Marginal PMFs and PDFs

Theorem
If \(X\) and \(Y\) are discrete, then the marginal PMFs of \(X\) and \(Y\) are given by \[\begin{aligned} f_X(x) &= \sum_{y} f_{X, Y}(x, y), & \text{and}\quad f_Y(y) &= \sum_{x} f_{X, Y}(x, y). \end{aligned}\]

Theorem
If \(X\) and \(Y\) are continuous, then the marginal PDFs of \(X\) and \(Y\) are given by \[\begin{aligned} f_X(x) &= \int_{-\infty}^\infty f_{X, Y}(x, y) \mathsf{d}y, & \text{and}\quad f_Y(y) &= \int_{-\infty}^\infty f_{X, Y}(x, y) \mathsf{d}x. \end{aligned}\]

Important

All of this generalizes to more than two random variables.

Easy discrete example, continued

  • Consider the experiment of rolling two fair dice. Let \(X\) be the lowest of the two rolls, \(Y\) be the highest.
\(f_{X,Y}(x, y)\) 1 2 3 4 5 6
1 1/36 2/36 2/36 2/36 2/36 2/36
2 0 1/36 2/36 2/36 2/36 2/36
3 0 0 1/36 2/36 2/36 2/36
4 0 0 0 1/36 2/36 2/36
5 0 0 0 0 1/36 2/36
6 0 0 0 0 0 1/36
Exercise 5
  1. Find the marginal PMFs of \(X\) and \(Y\) from first principles, without using the joint PMF.
  2. Use the joint PMF of \(X\) and \(Y\) to verify the marginal PMFs of \(X\) and \(Y\) are as found from first principles.

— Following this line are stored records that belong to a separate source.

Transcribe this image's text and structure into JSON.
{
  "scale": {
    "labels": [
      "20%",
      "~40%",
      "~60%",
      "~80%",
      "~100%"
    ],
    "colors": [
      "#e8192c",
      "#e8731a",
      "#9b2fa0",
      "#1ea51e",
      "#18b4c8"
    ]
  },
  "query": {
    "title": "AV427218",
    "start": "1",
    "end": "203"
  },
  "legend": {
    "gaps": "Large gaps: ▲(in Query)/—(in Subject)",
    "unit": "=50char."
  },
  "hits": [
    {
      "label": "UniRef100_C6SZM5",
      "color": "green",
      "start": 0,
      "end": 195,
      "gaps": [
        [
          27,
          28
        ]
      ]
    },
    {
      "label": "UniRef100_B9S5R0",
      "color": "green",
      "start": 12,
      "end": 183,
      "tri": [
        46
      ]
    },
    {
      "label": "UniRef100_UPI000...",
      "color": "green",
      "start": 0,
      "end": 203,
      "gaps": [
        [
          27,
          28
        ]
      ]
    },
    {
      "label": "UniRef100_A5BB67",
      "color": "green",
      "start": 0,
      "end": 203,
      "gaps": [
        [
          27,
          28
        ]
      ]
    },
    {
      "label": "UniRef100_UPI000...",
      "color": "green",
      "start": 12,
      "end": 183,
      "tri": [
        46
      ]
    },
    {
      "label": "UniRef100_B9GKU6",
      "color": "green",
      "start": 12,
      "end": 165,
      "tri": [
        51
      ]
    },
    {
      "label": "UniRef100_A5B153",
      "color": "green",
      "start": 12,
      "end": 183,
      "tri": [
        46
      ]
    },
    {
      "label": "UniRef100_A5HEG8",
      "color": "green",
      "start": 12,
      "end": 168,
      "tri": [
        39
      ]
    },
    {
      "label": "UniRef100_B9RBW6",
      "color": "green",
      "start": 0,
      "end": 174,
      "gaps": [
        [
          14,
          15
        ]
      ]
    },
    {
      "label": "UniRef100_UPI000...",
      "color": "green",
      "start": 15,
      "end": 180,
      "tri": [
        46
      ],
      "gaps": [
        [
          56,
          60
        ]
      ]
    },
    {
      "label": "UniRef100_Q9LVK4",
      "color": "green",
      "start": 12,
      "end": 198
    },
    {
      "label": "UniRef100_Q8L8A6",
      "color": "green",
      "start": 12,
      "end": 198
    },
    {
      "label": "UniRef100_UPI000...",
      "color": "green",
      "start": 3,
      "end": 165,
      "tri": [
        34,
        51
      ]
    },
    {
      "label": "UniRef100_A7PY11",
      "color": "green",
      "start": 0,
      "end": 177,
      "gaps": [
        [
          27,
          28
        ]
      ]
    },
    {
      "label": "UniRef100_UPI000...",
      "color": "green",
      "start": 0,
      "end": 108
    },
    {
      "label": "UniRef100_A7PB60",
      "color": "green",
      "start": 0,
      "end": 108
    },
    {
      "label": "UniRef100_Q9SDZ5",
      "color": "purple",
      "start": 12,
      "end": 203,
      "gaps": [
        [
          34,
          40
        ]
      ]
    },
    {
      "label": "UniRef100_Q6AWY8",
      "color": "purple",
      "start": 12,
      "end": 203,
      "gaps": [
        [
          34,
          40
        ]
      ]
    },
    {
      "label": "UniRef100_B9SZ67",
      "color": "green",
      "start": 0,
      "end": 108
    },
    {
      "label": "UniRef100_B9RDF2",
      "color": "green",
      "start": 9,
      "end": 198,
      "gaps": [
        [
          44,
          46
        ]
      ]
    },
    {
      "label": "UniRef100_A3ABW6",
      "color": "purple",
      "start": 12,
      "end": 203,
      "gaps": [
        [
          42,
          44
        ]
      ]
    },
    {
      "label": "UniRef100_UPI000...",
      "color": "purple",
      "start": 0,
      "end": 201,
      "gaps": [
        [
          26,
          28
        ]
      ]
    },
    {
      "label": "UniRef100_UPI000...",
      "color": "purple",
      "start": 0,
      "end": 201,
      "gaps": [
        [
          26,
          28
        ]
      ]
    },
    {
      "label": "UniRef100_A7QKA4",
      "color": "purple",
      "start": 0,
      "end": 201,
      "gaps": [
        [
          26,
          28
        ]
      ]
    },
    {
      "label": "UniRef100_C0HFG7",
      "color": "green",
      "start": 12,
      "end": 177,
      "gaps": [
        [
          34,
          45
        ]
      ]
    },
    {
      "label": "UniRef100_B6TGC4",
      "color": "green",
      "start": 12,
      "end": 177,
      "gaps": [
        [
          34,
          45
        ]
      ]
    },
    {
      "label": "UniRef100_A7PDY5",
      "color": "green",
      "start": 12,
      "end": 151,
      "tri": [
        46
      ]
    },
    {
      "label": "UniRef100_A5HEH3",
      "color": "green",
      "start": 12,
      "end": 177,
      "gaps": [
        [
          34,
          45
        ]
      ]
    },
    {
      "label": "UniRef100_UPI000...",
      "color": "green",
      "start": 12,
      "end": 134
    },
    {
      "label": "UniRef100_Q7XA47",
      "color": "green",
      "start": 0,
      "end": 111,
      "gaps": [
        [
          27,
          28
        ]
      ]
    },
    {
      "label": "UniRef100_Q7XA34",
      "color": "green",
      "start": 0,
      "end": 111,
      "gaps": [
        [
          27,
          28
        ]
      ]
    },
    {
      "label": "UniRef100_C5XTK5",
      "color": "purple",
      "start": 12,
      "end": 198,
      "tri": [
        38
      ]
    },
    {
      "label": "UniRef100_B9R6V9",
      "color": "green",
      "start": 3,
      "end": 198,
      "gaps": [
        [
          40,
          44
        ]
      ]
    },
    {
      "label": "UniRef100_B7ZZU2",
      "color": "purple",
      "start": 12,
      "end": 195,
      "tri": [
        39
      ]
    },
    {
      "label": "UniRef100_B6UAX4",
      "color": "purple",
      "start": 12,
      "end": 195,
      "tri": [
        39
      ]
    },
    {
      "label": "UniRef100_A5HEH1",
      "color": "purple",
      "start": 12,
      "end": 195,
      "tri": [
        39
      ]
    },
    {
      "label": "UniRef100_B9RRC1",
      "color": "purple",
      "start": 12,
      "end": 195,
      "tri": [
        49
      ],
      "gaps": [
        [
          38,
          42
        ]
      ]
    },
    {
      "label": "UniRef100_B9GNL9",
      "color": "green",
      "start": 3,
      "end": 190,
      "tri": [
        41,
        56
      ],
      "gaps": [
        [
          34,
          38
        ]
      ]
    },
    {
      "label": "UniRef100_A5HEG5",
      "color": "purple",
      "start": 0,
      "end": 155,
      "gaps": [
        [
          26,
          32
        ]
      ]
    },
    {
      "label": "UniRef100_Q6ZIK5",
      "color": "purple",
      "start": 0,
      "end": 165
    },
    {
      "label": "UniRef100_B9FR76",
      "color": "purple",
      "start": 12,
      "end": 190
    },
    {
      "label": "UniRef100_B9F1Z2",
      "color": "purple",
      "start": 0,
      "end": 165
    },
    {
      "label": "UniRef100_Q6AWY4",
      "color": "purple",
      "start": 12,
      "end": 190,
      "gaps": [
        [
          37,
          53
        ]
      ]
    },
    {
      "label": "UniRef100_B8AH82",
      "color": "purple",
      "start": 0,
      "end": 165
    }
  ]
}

Multivariate Normal distribution

Definition
Given \(\mu \in {\mathbb{R}}^p\) and a positive definite matrix \(\Sigma \in {\mathbb{R}}^{p \times p}\), the multivariate normal distribution \(\mathcal{N}(\mu, \Sigma)\), is the distribution of a random vector \(X \in {\mathbb{R}}^p\) with density function \[f_X(x; \mu, \Sigma) = \frac{1}{(2\pi)^{p/2} |\Sigma|^{1/2}} \exp\left\{ -\frac{1}{2} (x - \mu)^{\mathsf{T}} \Sigma^{-1} (x - \mu) \right\},\] where \(|\Sigma|\) is the determinant of \(\Sigma\).

In the special case where \(p=2\), \(\mu = (\mu_1, \mu_2)^{\mathsf{T}}\), and \(\Sigma = \begin{bmatrix} \sigma_1^2 & \rho \sigma_1 \sigma_2 \\ \rho \sigma_1 \sigma_2 & \sigma_2^2 \end{bmatrix}\), this “simplifies” to

\[\begin{aligned} &f_X(x; \mu, \Sigma)\\ &= \frac{1}{2\pi\sigma_1\sigma_2\sqrt{1 - \rho^2}} \exp\left\{ -\frac{1}{2(1 - \rho^2)} \left(\left(\frac{x_1-\mu_1}{\sigma_1}\right)^2 - 2\rho \frac{(x_1-\mu_1)(x_2-\mu_2)}{\sigma_1\sigma_2} + \left(\frac{x_2-\mu_2}{\sigma_2}\right)^2 \right) \right\}. \end{aligned}\]

Joint uniform distribution

Let \(X\) and \(Y\) be continuous random variables with PDF

\[ f_{X, Y}(x, y) = I_{[0,1]}(x)I_{[0,1]}(y) = I_{[0,1]^2}(x, y). \]

Exercise 6
  1. Find \(F ( x, y )\) for \(0 \le x, y \le 1\);
  2. Compute \(F ( 0.3, 0.8 )\) and \(F ( 0.3, 2.1 )\).
  3. Calculate \(P ( X - 2 Y > 0 )\).